Desde que mi tía Ciria y mi tío Santiago comenzaron a vivir juntos tuvieron sirvientes en su casa. Uno de ellos fue un hombre moreno, delgado, de quizá 1.50 cm de estatura. Su cara tenía cierta similitud a la de Benito Juaréz, incluso llevaba el mismo peinado. Usaba unos tenis azul marino, baratos, de la marca panam (lo recuerdo porque mi padre, siglos atrás, calzaba los mismos). Y cada vez que aparecía por la casa llevaba el mismo traje verde, aquel que lucía varias remendadas (he olvidado su nombre, tal vez también se llamaba Benito).
Don Benito (me dijeron que tenía 50 años de edad, sin embargo su cabellera era totalmente negra) era una persona lenta en movimientos, pero siempre diligente. Le gustaba conversar y su simpatía llenaba de color la habitación.

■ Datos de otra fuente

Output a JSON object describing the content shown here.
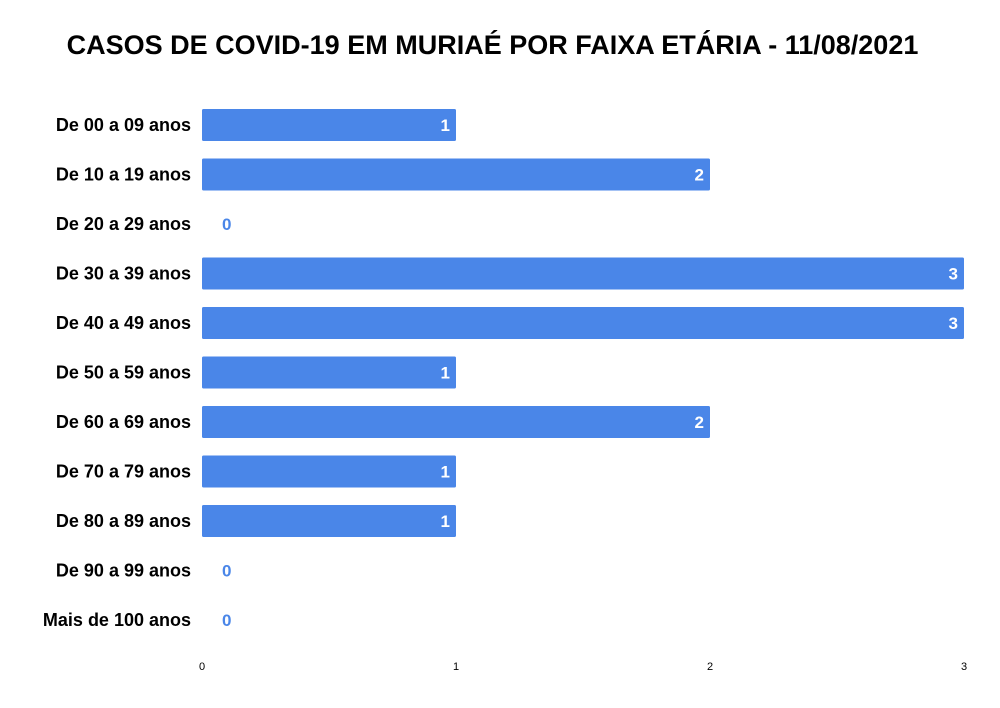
{
  "chart_data": {
    "type": "bar",
    "orientation": "horizontal",
    "title": "CASOS DE COVID-19 EM MURIAÉ POR FAIXA ETÁRIA - 11/08/2021",
    "categories": [
      "De 00 a 09 anos",
      "De 10 a 19 anos",
      "De 20 a 29 anos",
      "De 30 a 39 anos",
      "De 40 a 49 anos",
      "De 50 a 59 anos",
      "De 60 a 69 anos",
      "De 70 a 79 anos",
      "De 80 a 89 anos",
      "De 90 a 99 anos",
      "Mais de 100 anos"
    ],
    "values": [
      1,
      2,
      0,
      3,
      3,
      1,
      2,
      1,
      1,
      0,
      0
    ],
    "xlim": [
      0,
      3
    ],
    "xticks": [
      "0",
      "1",
      "2",
      "3"
    ],
    "xlabel": "",
    "ylabel": "",
    "grid": false,
    "legend": "none",
    "bar_color": "#4a86e8",
    "inside_label_color": "#ffffff",
    "outside_label_color": "#4a86e8"
  }
}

En las mañanas, en esa casa grande que de pronto se redujo, sólo estaba mi tío Santiago, Don Benito y yo. Y cuando el primero, que es dentista, no tenía pacientes iba a la cocina a comer algo. Don Benito barría, trapeaba, lavaba los trastes y cuando ambos personajes se reunían resultaban ser una gran pareja cómica. Sus temas de conversación eran tan chuscos que yo no evitaba reír. Pasaban de la trascendencia al absurdo con una gracia sin parangón: me gustaba verlos juntos...
Al regresar a clases después de las vacaciones de fin de año entendí que la preparatoria pronto estaría cerrada para mí. Un ciclo que concluye y tantas personas que dejaría de ver para siempre (y otras, las más preciadas, desaparecerían poco a poco como huellas en una playa).
Una tarde de sábado, cuando estaba solo en casa, la melancolía hizo estragos en mi mente. Me obligó a ir al consultorio de mi tío, abrir con una llave que sólo el dueño debía tener y sacar de un cajón del escritorio una cámara que reproducía las fotos al instante (aquellas que no necesitan un cuarto oscuro o una computadora para el revelado). La tomé sin permiso y varias tardes asistí a la escuela con ella, pero pocas veces me animé a sacar fotos. En las 10 fotos que tengo mis amigos aparecen sacando la lengua o haciendo groserías (no salgo en ninguna: pocas fotos hay de mi persona porque yo soy un misterio; y si aparezco lo hago en una esquina, atrás de alguien o muestro mi espalda).
Pensando devolver esa cámara al lugar donde pertenecía hasta que concluyera el año escolar, mi desición resultaría violenta.
Una mañana en la que yo estaba ausente, mi tío Santiago, por cualquier motivo, buscó su cámara fotográfica. Al no hallarla buscó un poco más. Se desesperó rapidamente y fue hacia la cocina para encarar a Don Benito, a quien eligió de inmediato como ladrón. El acusado se negó con una sinceridad casi hermosa. Mi tío insistió, quería su cámara de vuelta al instante. Y al obtener nada le dijo a Don Benito que estaba despedido. Don Benito, hasta el hartazgo de los tantos rechazos, desprecios, injusticias que había tenido hasta entonces en su vida, permitió que su enojo se volviera puños. Se lanzó a golpes en contra de mi tío y le conectó algunos en la cara. Mi tío, 15 cm más alto que él, pero más torpe, lo sujetó fuertemente. Abrazados, se movieron por el lugar hasta chocar con una ventana y romperla. Al ver los vidrios rotos, algunos con brillos demoniacos, Don Benito se marchó. Y antes de cerrar la puerta amenazó a mi tío con demandarlo por despido injustificado. La demanda llegó semanas más tarde y mi tío Santiago desenbolsó algunos miles de pesos para terminar con el asunto.
Cuando supe de esto mi expresión no permitió ningún matiz. Sin embargo esa noche sentí algo de tristeza por Don Benito y porque jamás lo volvería a ver (quizá murió solo en el cuarto de una vecindad casi derrumbada). Sentí, también, orgullo por mí. Recordando lo que había hecho en lo poco que iba de mi vida no cabía duda que yo era de esos adolescentes terribles que pueden manipular a la gente y que tanto tienen la capacidad para construir algo bello como llevar a la destrucción a cualquier incauto. ...Empezaba a evolucionar...
No volví a usar esa cámara fotográfica. La guardé en un mueble que construyó mi Padre, junto a una caja que reune ciertos objetos que evocan mis aventuras juveniles. Están allí las fotos que tomé: mis amigos, mis desiciones, mi rebeldía. Y mis últimas tardes en la prepa.